Warsaw, Poland. The 19th annual Council of Parties for the United Nations Framework on Climate Change concluded here two weeks ago under the scrutiny of approximately 10,000 non-governmental organizations (NGOs). While hopes for progress on an international carbon-cutting treaty were largely unmet, some developing nations are independently making measurable progress in the area of emissions trading schemes (ETS), a market-based approach to emissions reduction that has struggled primarily in the USA, Europe and Australia. Carbon Dioxide Equivalents on the Chicago Climate Exchange fell from $7.50 per metric ton to a mere $0.05 in 2009, before the exchange was forced to shut in 2010. Similarly, problems of oversupply has plagued the EU ETS, with the carbon price hitting the floor twice already since its inception.
Growing energy demands compel China to mitigate emissions in order to reduce pollution and combat climate change.
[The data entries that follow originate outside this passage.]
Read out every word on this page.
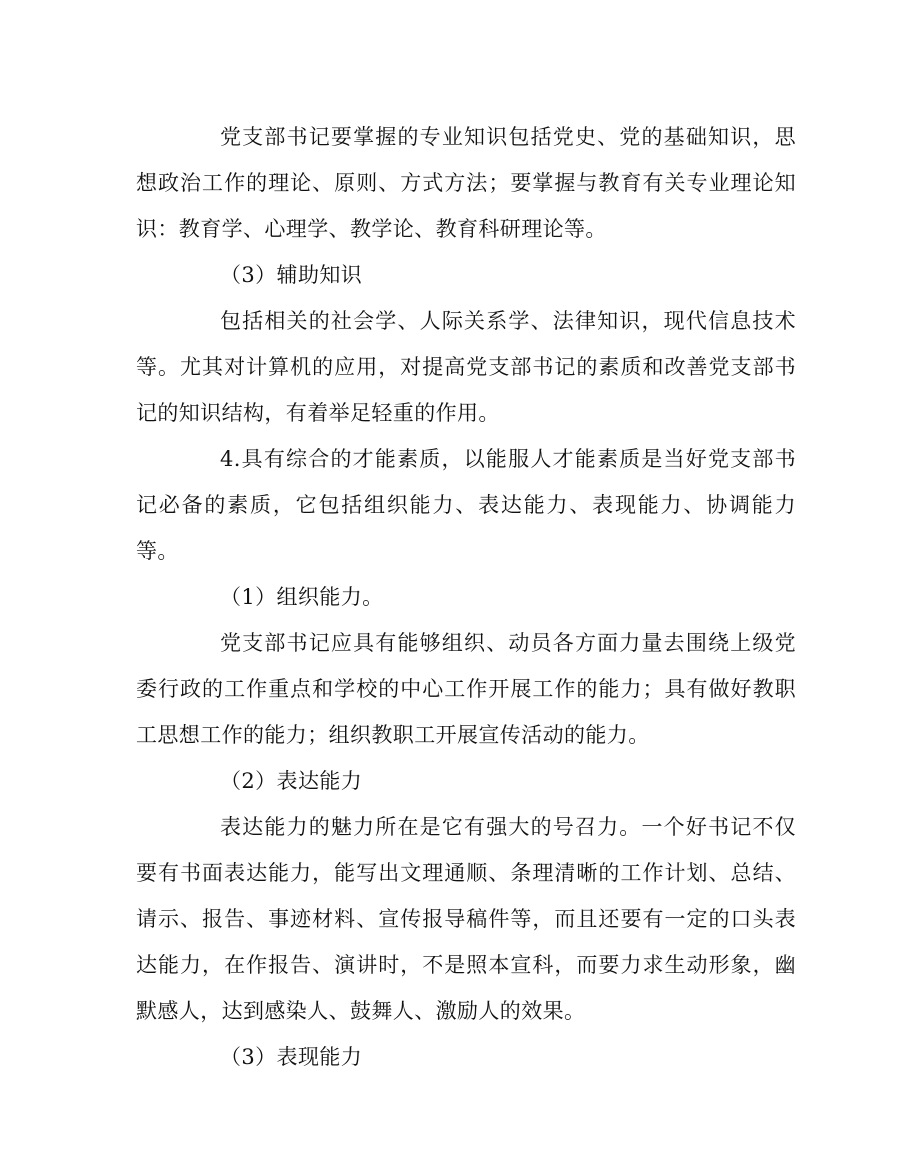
党支部书记要掌握的专业知识包括党史、党的基础知识，思想政治工作的理论、原则、方式方法；要掌握与教育有关专业理论知识：教育学、心理学、教学论、教育科研理论等。

（3）辅助知识

包括相关的社会学、人际关系学、法律知识，现代信息技术等。尤其对计算机的应用，对提高党支部书记的素质和改善党支部书记的知识结构，有着举足轻重的作用。

4.具有综合的才能素质，以能服人才能素质是当好党支部书记必备的素质，它包括组织能力、表达能力、表现能力、协调能力等。

（1）组织能力。

党支部书记应具有能够组织、动员各方面力量去围绕上级党委行政的工作重点和学校的中心工作开展工作的能力；具有做好教职工思想工作的能力；组织教职工开展宣传活动的能力。

（2）表达能力

表达能力的魅力所在是它有强大的号召力。一个好书记不仅要有书面表达能力，能写出文理通顺、条理清晰的工作计划、总结、请示、报告、事迹材料、宣传报导稿件等，而且还要有一定的口头表达能力，在作报告、演讲时，不是照本宣科，而要力求生动形象，幽默感人，达到感染人、鼓舞人、激励人的效果。

（3）表现能力
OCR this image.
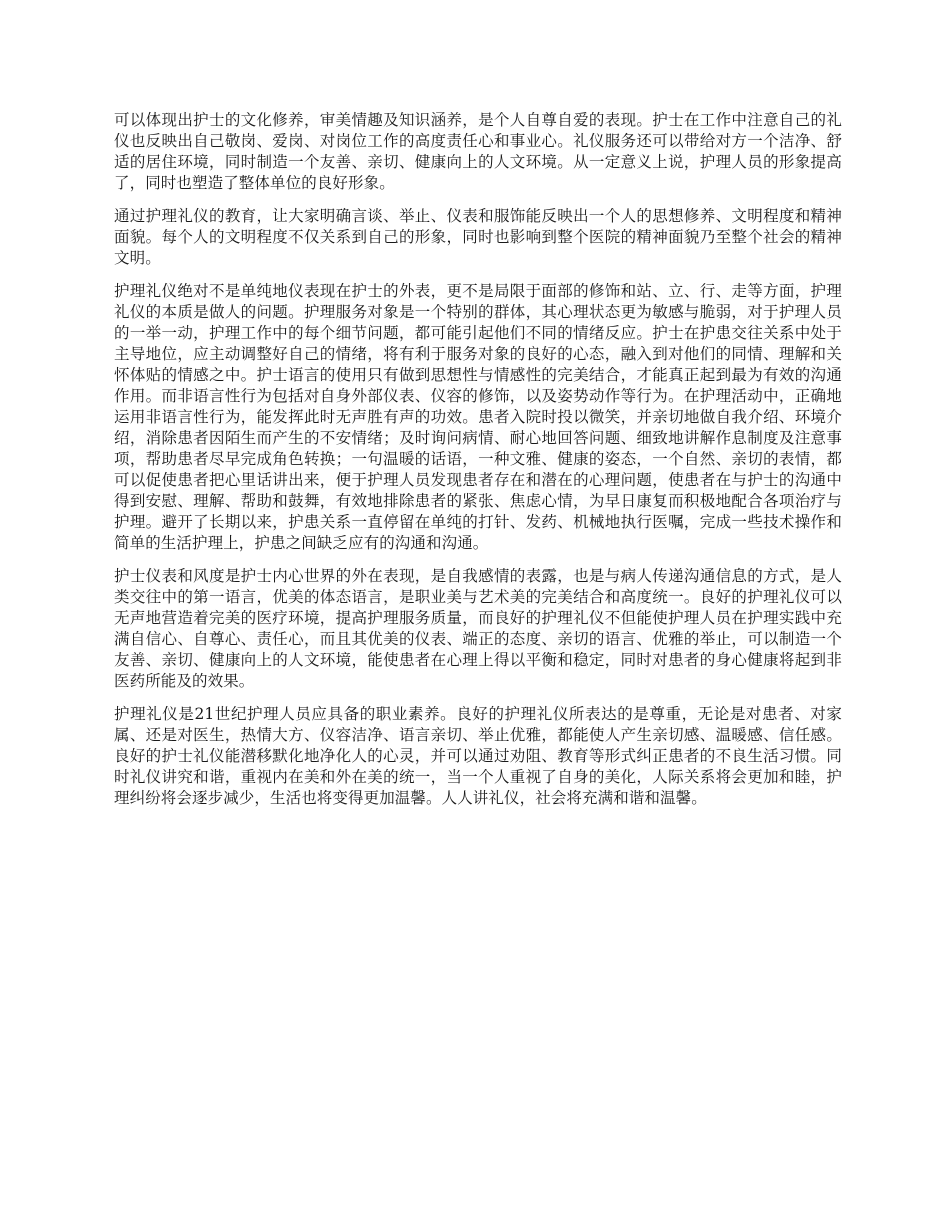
可以体现出护士的文化修养，审美情趣及知识涵养，是个人自尊自爱的表现。护士在工作中注意自己的礼仪也反映出自己敬岗、爱岗、对岗位工作的高度责任心和事业心。礼仪服务还可以带给对方一个洁净、舒适的居住环境，同时制造一个友善、亲切、健康向上的人文环境。从一定意义上说，护理人员的形象提高了，同时也塑造了整体单位的良好形象。

通过护理礼仪的教育，让大家明确言谈、举止、仪表和服饰能反映出一个人的思想修养、文明程度和精神面貌。每个人的文明程度不仅关系到自己的形象，同时也影响到整个医院的精神面貌乃至整个社会的精神文明。

护理礼仪绝对不是单纯地仪表现在护士的外表，更不是局限于面部的修饰和站、立、行、走等方面，护理礼仪的本质是做人的问题。护理服务对象是一个特别的群体，其心理状态更为敏感与脆弱，对于护理人员的一举一动，护理工作中的每个细节问题，都可能引起他们不同的情绪反应。护士在护患交往关系中处于主导地位，应主动调整好自己的情绪，将有利于服务对象的良好的心态，融入到对他们的同情、理解和关怀体贴的情感之中。护士语言的使用只有做到思想性与情感性的完美结合，才能真正起到最为有效的沟通作用。而非语言性行为包括对自身外部仪表、仪容的修饰，以及姿势动作等行为。在护理活动中，正确地运用非语言性行为，能发挥此时无声胜有声的功效。患者入院时投以微笑，并亲切地做自我介绍、环境介绍，消除患者因陌生而产生的不安情绪；及时询问病情、耐心地回答问题、细致地讲解作息制度及注意事项，帮助患者尽早完成角色转换；一句温暖的话语，一种文雅、健康的姿态，一个自然、亲切的表情，都可以促使患者把心里话讲出来，便于护理人员发现患者存在和潜在的心理问题，使患者在与护士的沟通中得到安慰、理解、帮助和鼓舞，有效地排除患者的紧张、焦虑心情，为早日康复而积极地配合各项治疗与护理。避开了长期以来，护患关系一直停留在单纯的打针、发药、机械地执行医嘱，完成一些技术操作和简单的生活护理上，护患之间缺乏应有的沟通和沟通。

护士仪表和风度是护士内心世界的外在表现，是自我感情的表露，也是与病人传递沟通信息的方式，是人类交往中的第一语言，优美的体态语言，是职业美与艺术美的完美结合和高度统一。良好的护理礼仪可以无声地营造着完美的医疗环境，提高护理服务质量，而良好的护理礼仪不但能使护理人员在护理实践中充满自信心、自尊心、责任心，而且其优美的仪表、端正的态度、亲切的语言、优雅的举止，可以制造一个友善、亲切、健康向上的人文环境，能使患者在心理上得以平衡和稳定，同时对患者的身心健康将起到非医药所能及的效果。

护理礼仪是21世纪护理人员应具备的职业素养。良好的护理礼仪所表达的是尊重，无论是对患者、对家属、还是对医生，热情大方、仪容洁净、语言亲切、举止优雅，都能使人产生亲切感、温暖感、信任感。良好的护士礼仪能潜移默化地净化人的心灵，并可以通过劝阻、教育等形式纠正患者的不良生活习惯。同时礼仪讲究和谐，重视内在美和外在美的统一，当一个人重视了自身的美化，人际关系将会更加和睦，护理纠纷将会逐步减少，生活也将变得更加温馨。人人讲礼仪，社会将充满和谐和温馨。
Consistent with China’s efforts to move away from central planning and towards market-based solutions, Zhenhua Xie,Vice Minister and Vice Chairman of the National Development and Reform Commission (NDRC) of China, announced that carbon trading would be part of the nation’s strategy to combat climate change. By year’s end, at least four pilot cities are expected to be involved in China’s new emissions trading scheme (ETS).
Market-based mechanisms such as the ETS are important pillars of China’s Third Plenum which arguably represents the most substantial change of the country’s economic policies since 1978. Interestingly, China is launching its ETS in the absence of international obligations and at a time when declining exports challenge the nation’s efforts to maintain high single-digit GDP growth.
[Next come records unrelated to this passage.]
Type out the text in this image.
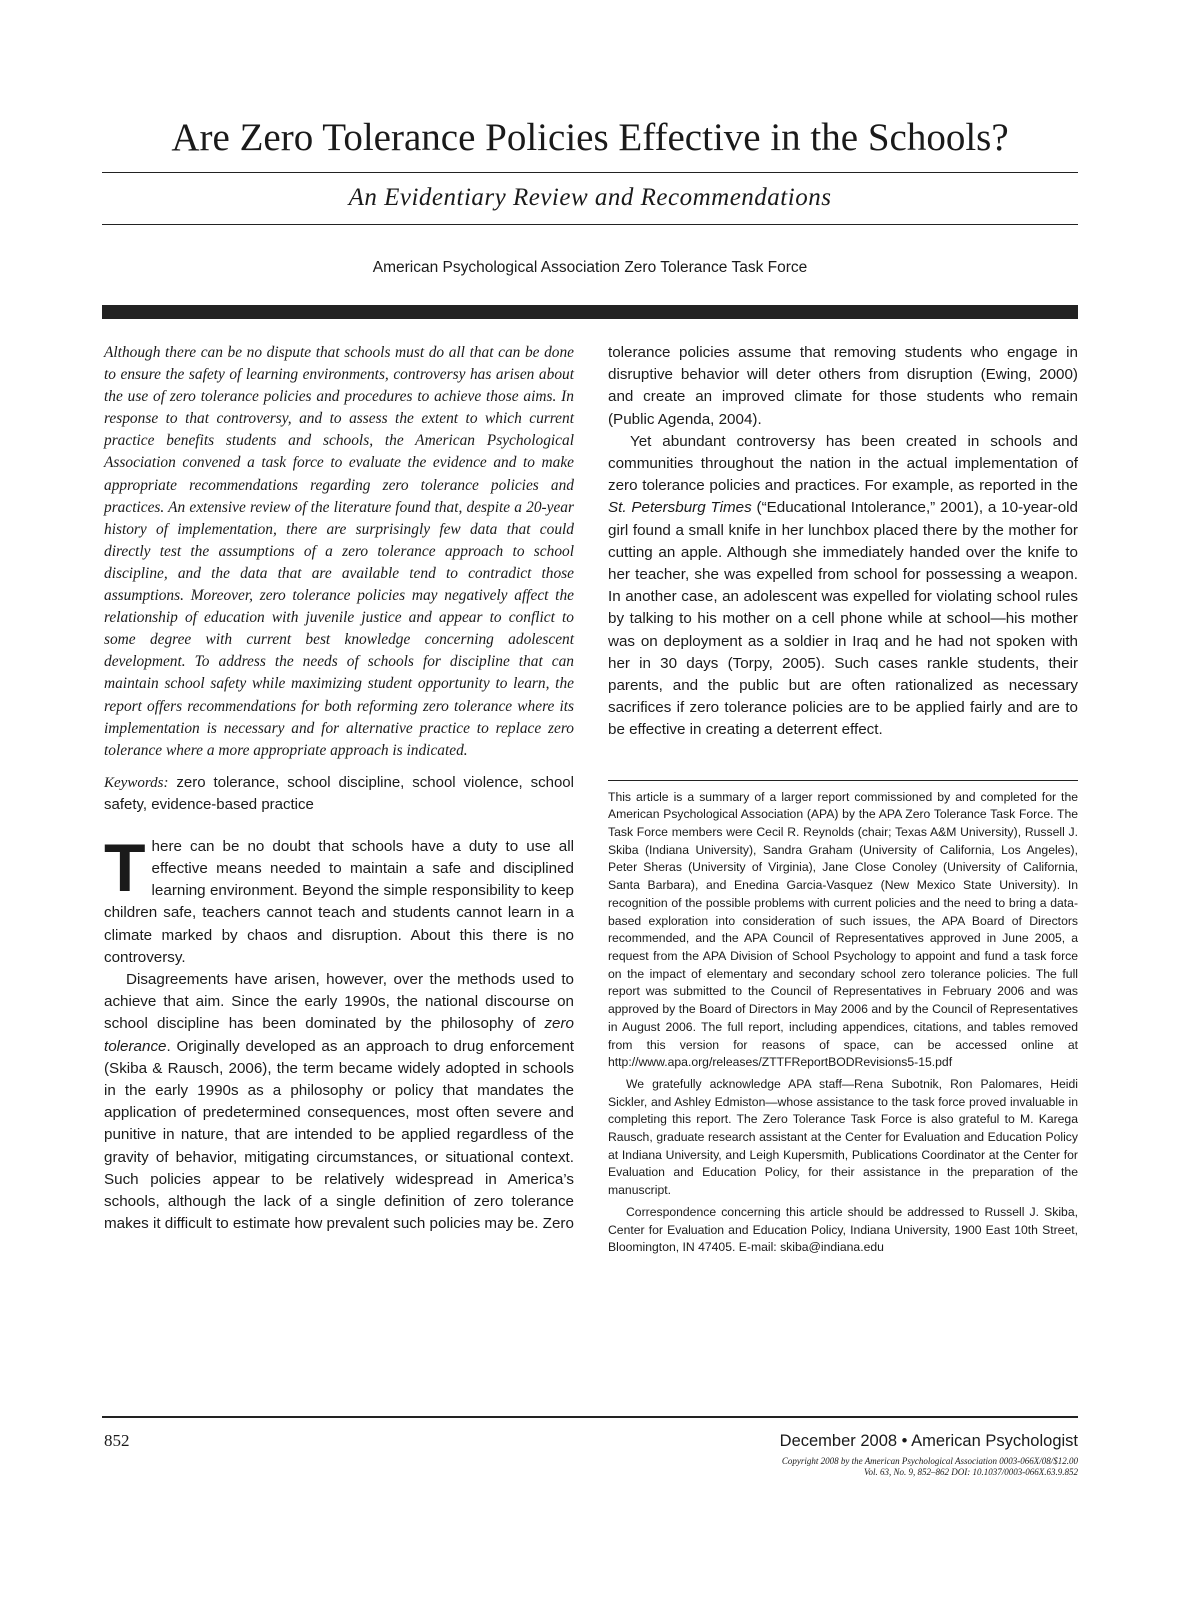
Are Zero Tolerance Policies Effective in the Schools?
An Evidentiary Review and Recommendations
American Psychological Association Zero Tolerance Task Force

Although there can be no dispute that schools must do all that can be done to ensure the safety of learning environments, controversy has arisen about the use of zero tolerance policies and procedures to achieve those aims. In response to that controversy, and to assess the extent to which current practice benefits students and schools, the American Psychological Association convened a task force to evaluate the evidence and to make appropriate recommendations regarding zero tolerance policies and practices. An extensive review of the literature found that, despite a 20-year history of implementation, there are surprisingly few data that could directly test the assumptions of a zero tolerance approach to school discipline, and the data that are available tend to contradict those assumptions. Moreover, zero tolerance policies may negatively affect the relationship of education with juvenile justice and appear to conflict to some degree with current best knowledge concerning adolescent development. To address the needs of schools for discipline that can maintain school safety while maximizing student opportunity to learn, the report offers recommendations for both reforming zero tolerance where its implementation is necessary and for alternative practice to replace zero tolerance where a more appropriate approach is indicated.

Keywords: zero tolerance, school discipline, school violence, school safety, evidence-based practice

There can be no doubt that schools have a duty to use all effective means needed to maintain a safe and disciplined learning environment. Beyond the simple responsibility to keep children safe, teachers cannot teach and students cannot learn in a climate marked by chaos and disruption. About this there is no controversy.

Disagreements have arisen, however, over the methods used to achieve that aim. Since the early 1990s, the national discourse on school discipline has been dominated by the philosophy of zero tolerance. Originally developed as an approach to drug enforcement (Skiba & Rausch, 2006), the term became widely adopted in schools in the early 1990s as a philosophy or policy that mandates the application of predetermined consequences, most often severe and punitive in nature, that are intended to be applied regardless of the gravity of behavior, mitigating circumstances, or situational context. Such policies appear to be relatively widespread in America’s schools, although the lack of a single definition of zero tolerance makes it difficult to estimate how prevalent such policies may be. Zero

tolerance policies assume that removing students who engage in disruptive behavior will deter others from disruption (Ewing, 2000) and create an improved climate for those students who remain (Public Agenda, 2004).

Yet abundant controversy has been created in schools and communities throughout the nation in the actual implementation of zero tolerance policies and practices. For example, as reported in the St. Petersburg Times (“Educational Intolerance,” 2001), a 10-year-old girl found a small knife in her lunchbox placed there by the mother for cutting an apple. Although she immediately handed over the knife to her teacher, she was expelled from school for possessing a weapon. In another case, an adolescent was expelled for violating school rules by talking to his mother on a cell phone while at school—his mother was on deployment as a soldier in Iraq and he had not spoken with her in 30 days (Torpy, 2005). Such cases rankle students, their parents, and the public but are often rationalized as necessary sacrifices if zero tolerance policies are to be applied fairly and are to be effective in creating a deterrent effect.

This article is a summary of a larger report commissioned by and completed for the American Psychological Association (APA) by the APA Zero Tolerance Task Force. The Task Force members were Cecil R. Reynolds (chair; Texas A&M University), Russell J. Skiba (Indiana University), Sandra Graham (University of California, Los Angeles), Peter Sheras (University of Virginia), Jane Close Conoley (University of California, Santa Barbara), and Enedina Garcia-Vasquez (New Mexico State University). In recognition of the possible problems with current policies and the need to bring a data-based exploration into consideration of such issues, the APA Board of Directors recommended, and the APA Council of Representatives approved in June 2005, a request from the APA Division of School Psychology to appoint and fund a task force on the impact of elementary and secondary school zero tolerance policies. The full report was submitted to the Council of Representatives in February 2006 and was approved by the Board of Directors in May 2006 and by the Council of Representatives in August 2006. The full report, including appendices, citations, and tables removed from this version for reasons of space, can be accessed online at http://www.apa.org/releases/ZTTFReportBODRevisions5-15.pdf

We gratefully acknowledge APA staff—Rena Subotnik, Ron Palomares, Heidi Sickler, and Ashley Edmiston—whose assistance to the task force proved invaluable in completing this report. The Zero Tolerance Task Force is also grateful to M. Karega Rausch, graduate research assistant at the Center for Evaluation and Education Policy at Indiana University, and Leigh Kupersmith, Publications Coordinator at the Center for Evaluation and Education Policy, for their assistance in the preparation of the manuscript.

Correspondence concerning this article should be addressed to Russell J. Skiba, Center for Evaluation and Education Policy, Indiana University, 1900 East 10th Street, Bloomington, IN 47405. E-mail: skiba@indiana.edu

852	December 2008 • American Psychologist
Copyright 2008 by the American Psychological Association 0003-066X/08/$12.00
Vol. 63, No. 9, 852–862 DOI: 10.1037/0003-066X.63.9.852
To get a better sense of the progress of ETS in China, I interviewed Mr. Wang Jing, president of the ETS project in Tianjin, a metropolis of 12 million people and 4thlargest city of China. I asked him why China is starting with local projects, and what it will do to improve upon the implementation of a similar program in the European Union. Wang replied that his agency would better manage the number of permits available, preventing the over supply which made the EU’s ETS dysfunctional. Local authorities are also imposing more ambitious targets for emissions. Shenzhen, for example, aims to decrease emissions by 32% over the next three years – the equivalent of 100 metric tons of carbon dioxide. How much China can reduce emissions through ETS remains to be seen, but the program should help move the country away from coal-intensive operations.
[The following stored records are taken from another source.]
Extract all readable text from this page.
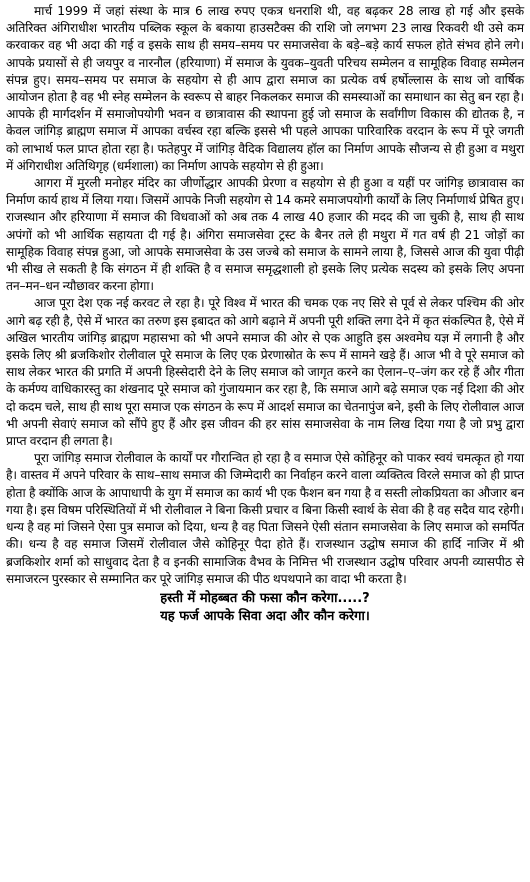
मार्च 1999 में जहां संस्था के मात्र 6 लाख रुपए एकत्र धनराशि थी, वह बढ़कर 28 लाख हो गई और इसके अतिरिक्त अंगिराधीश भारतीय पब्लिक स्कूल के बकाया हाउसटैक्स की राशि जो लगभग 23 लाख रिकवरी थी उसे कम करवाकर वह भी अदा की गई व इसके साथ ही समय–समय पर समाजसेवा के बड़े–बड़े कार्य सफल होते संभव होने लगे। आपके प्रयासों से ही जयपुर व नारनौल (हरियाणा) में समाज के युवक–युवती परिचय सम्मेलन व सामूहिक विवाह सम्मेलन संपन्न हुए। समय–समय पर समाज के सहयोग से ही आप द्वारा समाज का प्रत्येक वर्ष हर्षोल्लास के साथ जो वार्षिक आयोजन होता है वह भी स्नेह सम्मेलन के स्वरूप से बाहर निकलकर समाज की समस्याओं का समाधान का सेतु बन रहा है। आपके ही मार्गदर्शन में समाजोपयोगी भवन व छात्रावास की स्थापना हुई जो समाज के सर्वांगीण विकास की द्योतक है, न केवल जांगिड़ ब्राह्मण समाज में आपका वर्चस्व रहा बल्कि इससे भी पहले आपका पारिवारिक वरदान के रूप में पूरे जगती को लाभार्थ फल प्राप्त होता रहा है। फतेहपुर में जांगिड़ वैदिक विद्यालय हॉल का निर्माण आपके सौजन्य से ही हुआ व मथुरा में अंगिराधीश अतिथिगृह (धर्मशाला) का निर्माण आपके सहयोग से ही हुआ।

आगरा में मुरली मनोहर मंदिर का जीर्णोद्धार आपकी प्रेरणा व सहयोग से ही हुआ व यहीं पर जांगिड़ छात्रावास का निर्माण कार्य हाथ में लिया गया। जिसमें आपके निजी सहयोग से 14 कमरे समाजपयोगी कार्यों के लिए निर्माणार्थ प्रेषित हुए। राजस्थान और हरियाणा में समाज की विधवाओं को अब तक 4 लाख 40 हजार की मदद की जा चुकी है, साथ ही साथ अपंगों को भी आर्थिक सहायता दी गई है। अंगिरा समाजसेवा ट्रस्ट के बैनर तले ही मथुरा में गत वर्ष ही 21 जोड़ों का सामूहिक विवाह संपन्न हुआ, जो आपके समाजसेवा के उस जज्बे को समाज के सामने लाया है, जिससे आज की युवा पीढ़ी भी सीख ले सकती है कि संगठन में ही शक्ति है व समाज समृद्धशाली हो इसके लिए प्रत्येक सदस्य को इसके लिए अपना तन–मन–धन न्यौछावर करना होगा।

आज पूरा देश एक नई करवट ले रहा है। पूरे विश्व में भारत की चमक एक नए सिरे से पूर्व से लेकर पश्चिम की ओर आगे बढ़ रही है, ऐसे में भारत का तरुण इस इबादत को आगे बढ़ाने में अपनी पूरी शक्ति लगा देने में कृत संकल्पित है, ऐसे में अखिल भारतीय जांगिड़ ब्राह्मण महासभा को भी अपने समाज की ओर से एक आहुति इस अश्वमेघ यज्ञ में लगानी है और इसके लिए श्री ब्रजकिशोर रोलीवाल पूरे समाज के लिए एक प्रेरणास्रोत के रूप में सामने खड़े हैं। आज भी वे पूरे समाज को साथ लेकर भारत की प्रगति में अपनी हिस्सेदारी देने के लिए समाज को जागृत करने का ऐलान–ए–जंग कर रहे हैं और गीता के कर्मण्य वाधिकारस्तु का शंखनाद पूरे समाज को गुंजायमान कर रहा है, कि समाज आगे बढ़े समाज एक नई दिशा की ओर दो कदम चले, साथ ही साथ पूरा समाज एक संगठन के रूप में आदर्श समाज का चेतनापुंज बने, इसी के लिए रोलीवाल आज भी अपनी सेवाएं समाज को सौंपे हुए हैं और इस जीवन की हर सांस समाजसेवा के नाम लिख दिया गया है जो प्रभु द्वारा प्राप्त वरदान ही लगता है।

पूरा जांगिड़ समाज रोलीवाल के कार्यों पर गौरान्वित हो रहा है व समाज ऐसे कोहिनूर को पाकर स्वयं चमत्कृत हो गया है। वास्तव में अपने परिवार के साथ–साथ समाज की जिम्मेदारी का निर्वाहन करने वाला व्यक्तित्व विरले समाज को ही प्राप्त होता है क्योंकि आज के आपाधापी के युग में समाज का कार्य भी एक फैशन बन गया है व सस्ती लोकप्रियता का औजार बन गया है। इस विषम परिस्थितियों में भी रोलीवाल ने बिना किसी प्रचार व बिना किसी स्वार्थ के सेवा की है वह सदैव याद रहेगी। धन्य है वह मां जिसने ऐसा पुत्र समाज को दिया, धन्य है वह पिता जिसने ऐसी संतान समाजसेवा के लिए समाज को समर्पित की। धन्य है वह समाज जिसमें रोलीवाल जैसे कोहिनूर पैदा होते हैं। राजस्थान उद्घोष समाज की हार्दि नाजिर में श्री ब्रजकिशोर शर्मा को साधुवाद देता है व इनकी सामाजिक वैभव के निमित्त भी राजस्थान उद्घोष परिवार अपनी व्यासपीठ से समाजरत्न पुरस्कार से सम्मानित कर पूरे जांगिड़ समाज की पीठ थपथपाने का वादा भी करता है।

हस्ती में मोहब्बत की फसा कौन करेगा.....?
यह फर्ज आपके सिवा अदा और कौन करेगा।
A COP 19 side event explored the challenge of implementing ETS in China and other developing countries. ETS in China and South Korea will initially target manufacturing industries, the heaviest polluters, a select group who some fear could unduly influence the market. It will nevertheless be exciting to see how developing nations fare at implementing ETS, an emissions reduction strategy that has yet to prove successful in the nations that produced the majority of CO2 which threatens us all.